Once again, in researching some things about lupus, I found this interesting article discussing neurology and lupus. It is written by neurologists for neurologists but it is enlightening for patients as well. This information came fromt he website www.asktheneurologist.com.
“Lupus neurology:- Here we deal with all the neurological manifestations of lupus including epilepsy, headache,and psychiatric problems“
Systemic Lupus Erythematosus (SLE or lupus for short) is disease of the immune system (autoimmune disease) affecting many different organ systems throughout the body.
Neurological and psychiatric symptoms occur in many patients due to the disease process itself however the issue is further complicated by the fact that drugs used in SLE and other “rheumatological” conditions may have a variety of neurological side effects. In addition neurological problems may result from damage to other organ systems such as the liver and kidneys.
Lupus Neurology:- Neurological features of SLE
SLE is characterized by the presence of circulating antibodies which attack the host (“autoantibodies”)
A wide variety of neurological symptoms may occur in patients previously diagnosed with SLE. However, patients ultimately diagnosed with SLE may initially present with neurological symptoms and have no obvious involvement of other organ systems on initial clinical evaluation. Therefore many patients originally going to a neurologist with neurological syndromes should be screened for clinical and laboratory features of SLE.

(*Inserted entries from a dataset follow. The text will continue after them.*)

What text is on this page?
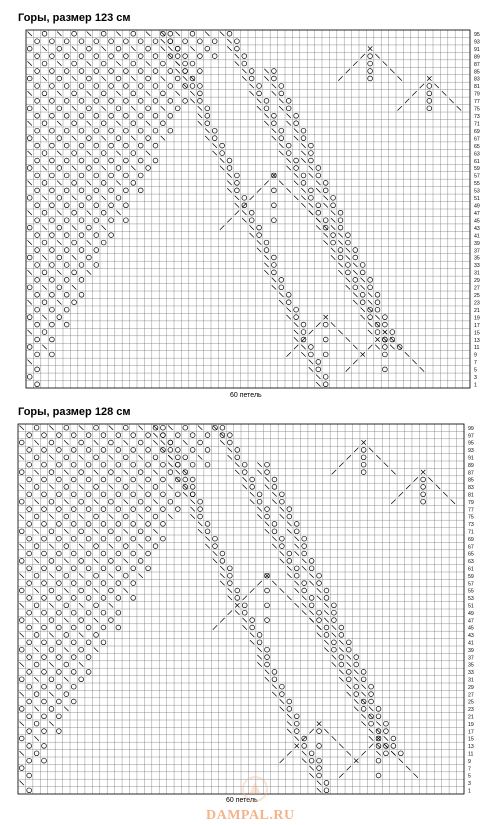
Горы, размер 123 см
95
93
91
89
87
85
83
81
79
77
75
73
71
69
67
65
63
61
59
57
55
53
51
49
47
45
43
41
39
37
35
33
31
29
27
25
23
21
19
17
15
13
11
9
7
5
3
1
60 петель
Горы, размер 128 см
99
97
95
93
91
89
87
85
83
81
79
77
75
73
71
69
67
65
63
61
59
57
55
53
51
49
47
45
43
41
39
37
35
33
31
29
27
25
23
21
19
17
15
13
11
9
7
5
3
1
60 петель
DAMPAL.RU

On the other hand, neurological evaluation of patients with established SLE may not be straightforward, as neurological problems may be a direct consequence of the disease, a result of other organ involvement or due to therapeutic interventions. The American College of Rheumatology defined 19 neuropsychiatric syndromes (NPS) occurring in SLE. These represent conditions directly associated with SLE and does not include conditions occurring because of other organ involvement or therapy.
The antiphospholipid antibody syndrome (APLAS) is a frequent accompaniment to SLE and the frequency of nervous system involvement is higher in SLE patients with antiphospholipid antibodies, particularly anticardiolipin antibodies. Furthermore, neuropsychiatric syndromes frequently occur in APLAS without SLE
Various neurological problems may be interrelated. For example, cerebrovascular disease or stroke may lead to “focal deficits” such as weakness of one side, cognitive problems, seizures and a movement disorder . Similarly, inflammation of the spinal cord (“myelitis”) may either be isolated, or reflect the co-existence of Neuromyelitis optica or Devic disease, or multiple sclerosis (MS) both of which which are sometimes an issue in “lupus neurology”.
A severe syndrome of short term memory loss due to bilateral hippocampal inflammation known as “limbic encephalitis” may occasionally occur.
Although headache is often considered to be one of the neurological manifestations of SLE the association is controversial. Headache is probably no more frequent in SLE when compared to the general population, while migraine with aura may be commoner in SLE sufferers especially with anticardiolipin antibodies. In children with SLE, headache may be associated with CNS involvement and may lead to referral for an MRI.
To summarize:- neurological dysfunction is an important cause of disability in SLE and many neurological disorders will prompt a neurologist to exclude the presence of a co-existing rheumatic condition such as SLE.